I rubbed at my eyes. 

         " Amelia.  That's my name.  You kept asking me what my name was in your sleep."

         "Oh? Oh.  I was talking in my..."

         "Don't worry.  You didn't give away any family secrets." 

She was wrapped naked around my torso.

         "Breakfast?"  She asked.

         "No, I really don't do breakfast."

         "Good, neither do I.  I thought I would just ask."

         "How very kind." 

My eyes squinted against the muted daylight that fought the heavy shades covering the large windows.  In the soft light I started to see shapes of indistinct proportions and inconclusive colors.  Amelia grabbed my face in the middle of my delirious musing and kissed me.  Those lips reminded me of the previous night's events.  I blushed as she tightened her hold to send waves of warm oceans up my spine.

         "I really appreciated what you did for me last night."  She said.

         "No problem. It was my pleasure..."

         "No, I mean at the bar. If you hadn't started it I think I would have lost all courage to keep this up. I mean...thanks for forcing it to continue." 

She squeezed again with her thighs.

         "I like that," I said.

         "Like what?" 

Those eyes pierced me making me feel hollow.

         "Forced. Forced poetry."

         "Yeah! That's it!
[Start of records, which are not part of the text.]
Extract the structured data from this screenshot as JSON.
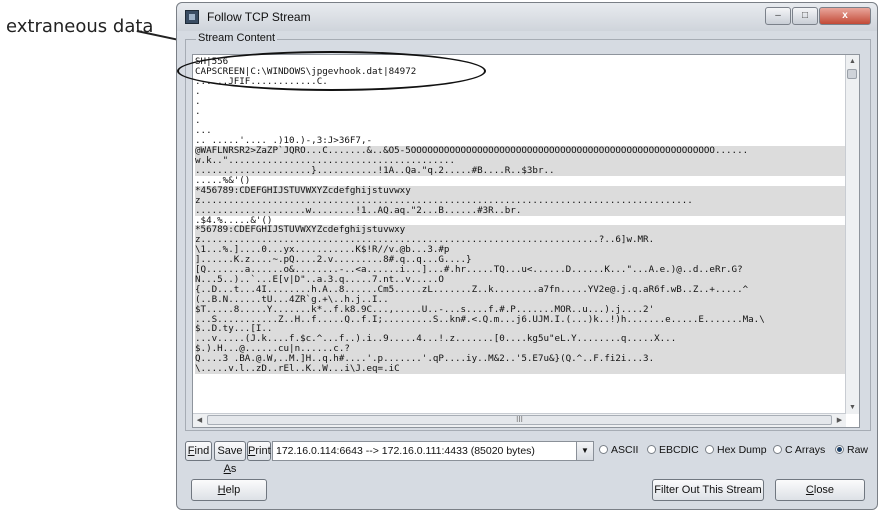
{
  "annotation": {
    "label": "extraneous data"
  },
  "window": {
    "title": "Follow TCP Stream",
    "controls": {
      "minimize": "–",
      "maximize": "□",
      "close": "x"
    }
  },
  "stream_group": {
    "legend": "Stream Content"
  },
  "stream_lines": [
    {
      "text": "SH|556",
      "kind": "client"
    },
    {
      "text": "CAPSCREEN|C:\\WINDOWS\\jpgevhook.dat|84972",
      "kind": "client"
    },
    {
      "text": "......JFIF............C.",
      "kind": "client"
    },
    {
      "text": ".",
      "kind": "client"
    },
    {
      "text": ".",
      "kind": "client"
    },
    {
      "text": ".",
      "kind": "client"
    },
    {
      "text": ".",
      "kind": "client"
    },
    {
      "text": "...",
      "kind": "client"
    },
    {
      "text": ".. .....'.... .)10.)-,3:J>36F7,-",
      "kind": "client"
    },
    {
      "text": "@WAFLNRSR2>ZaZP`JQRO...C.......&..&O5-5OOOOOOOOOOOOOOOOOOOOOOOOOOOOOOOOOOOOOOOOOOOOOOOOOOOOOOO......",
      "kind": "server"
    },
    {
      "text": "w.k..\".........................................",
      "kind": "server"
    },
    {
      "text": ".....................}...........!1A..Qa.\"q.2.....#B....R..$3br..",
      "kind": "server"
    },
    {
      "text": ".....%&'()",
      "kind": "client"
    },
    {
      "text": "*456789:CDEFGHIJSTUVWXYZcdefghijstuvwxy",
      "kind": "server"
    },
    {
      "text": "z.........................................................................................",
      "kind": "server"
    },
    {
      "text": "....................w........!1..AQ.aq.\"2...B......#3R..br.",
      "kind": "server"
    },
    {
      "text": ".$4.%.....&'()",
      "kind": "client"
    },
    {
      "text": "*56789:CDEFGHIJSTUVWXYZcdefghijstuvwxy",
      "kind": "server"
    },
    {
      "text": "z........................................................................?..6]w.MR.",
      "kind": "server"
    },
    {
      "text": "\\1...%.]....0...yx...........K$!R//v.@b...3.#p",
      "kind": "server"
    },
    {
      "text": "]......K.z....~.pQ....2.v.........8#.q..q...G....}",
      "kind": "server"
    },
    {
      "text": "[Q.......a......o&........-..<a......i...]...#.hr.....TQ...u<......D......K...\"...A.e.)@..d..eRr.G?",
      "kind": "server"
    },
    {
      "text": "N...5..)..`...E[v|D\"..a.3.q.....7.nt..v.....O",
      "kind": "server"
    },
    {
      "text": "{..D...t...4I........h.A..8......Cm5.....zL.......Z..k........a7fn.....YV2e@.j.q.aR6f.wB..Z..+.....^",
      "kind": "server"
    },
    {
      "text": "(..B.N......tU...4ZR`g.+\\..h.j..I..",
      "kind": "server"
    },
    {
      "text": "$T.....8.....Y.......k*..f.k8.9C...,.....U..-...s....f.#.P.......MOR..u...).j....2'",
      "kind": "server"
    },
    {
      "text": "...S...........Z..H..f.....Q..f.I;.........S..kn#.<.Q.m...j6.UJM.I.(...)k..!)h.......e.....E.......Ma.\\",
      "kind": "server"
    },
    {
      "text": "$..D.ty...[I..",
      "kind": "server"
    },
    {
      "text": "...v.....(J.k....f.$c.^...f..).i..9.....4...!.z.......[0....kg5u\"eL.Y........q.....X...",
      "kind": "server"
    },
    {
      "text": "$.).H...@......cu|n......c.?",
      "kind": "server"
    },
    {
      "text": "Q....3 .BA.@.W,..M.]H..q.h#....'.p.......'.qP....iy..M&2..'5.E7u&}(Q.^..F.fi2i...3.",
      "kind": "server"
    },
    {
      "text": "\\.....v.l..zD..rEl..K..W...i\\J.eq=.iC",
      "kind": "server"
    }
  ],
  "hscroll": {
    "thumb_label": "III"
  },
  "toolbar": {
    "find": {
      "accel": "F",
      "rest": "ind"
    },
    "save_as": {
      "pre": "Save ",
      "accel": "A",
      "rest": "s"
    },
    "print": {
      "accel": "P",
      "rest": "rint"
    },
    "conversation": "172.16.0.114:6643 --> 172.16.0.111:4433 (85020 bytes)",
    "formats": [
      {
        "label": "ASCII",
        "selected": false
      },
      {
        "label": "EBCDIC",
        "selected": false
      },
      {
        "label": "Hex Dump",
        "selected": false
      },
      {
        "label": "C Arrays",
        "selected": false
      },
      {
        "label": "Raw",
        "selected": true
      }
    ]
  },
  "bottom": {
    "help": {
      "accel": "H",
      "rest": "elp"
    },
    "filter_out": "Filter Out This Stream",
    "close": {
      "accel": "C",
      "rest": "lose"
    }
  }
}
Poetry that actually forces you to analyze yourself, forces you to not interpret, just speak, the way it should be.  Poetry that forces you into it.  Poetry that forces everything into..."

      I did not let her finish this thought.  I was filled up by her passion and let my lips communicate that to her.  We kissed and rolled around in embraces.  I was where I needed to be and she was there as well.  We stayed in bed all day, talking and reenacting the first physical contact of the night before.  Amelia told me more of her ideas for "Forced" poetry.  I told her I would do what ever she needed, how brilliant I found her, and how I knew that I had to be part of this success.  She would stop every once in a while to have me confirm that this was normal and that she had every right to feel as she did.  I did not know it then, and I wish that I had, that this was a sign that I should have heeded from the start.  How was I to know?  I was too enraptured by her to think that there could have been a problem. 

         For many weeks she would find me at my local dive.  It became a whirlwind of emotional outpouring, all revolving around single words.  I started to lose track of consecutive participants who were beginning to beg for their turn at the microphone.  Many of those original poets had returned after realizing the catharsis that they had been given.  We joked about changing the name of the experiment; we even decided to quit referring to it as an experiment.  We were becoming small bar celebrities with our constant minions following us each night.  The owners of the bar were delighted by the influx of business until the lines of tense people started to become unruly.  We had to expand our efforts with several other establishments and a more varied clientele.  We sought out all kinds to influence, from the urban fringes with their grimaces and tri-colored hair to the over-privileged children of disgraced suburban professionals.  We let no one out unspoken. 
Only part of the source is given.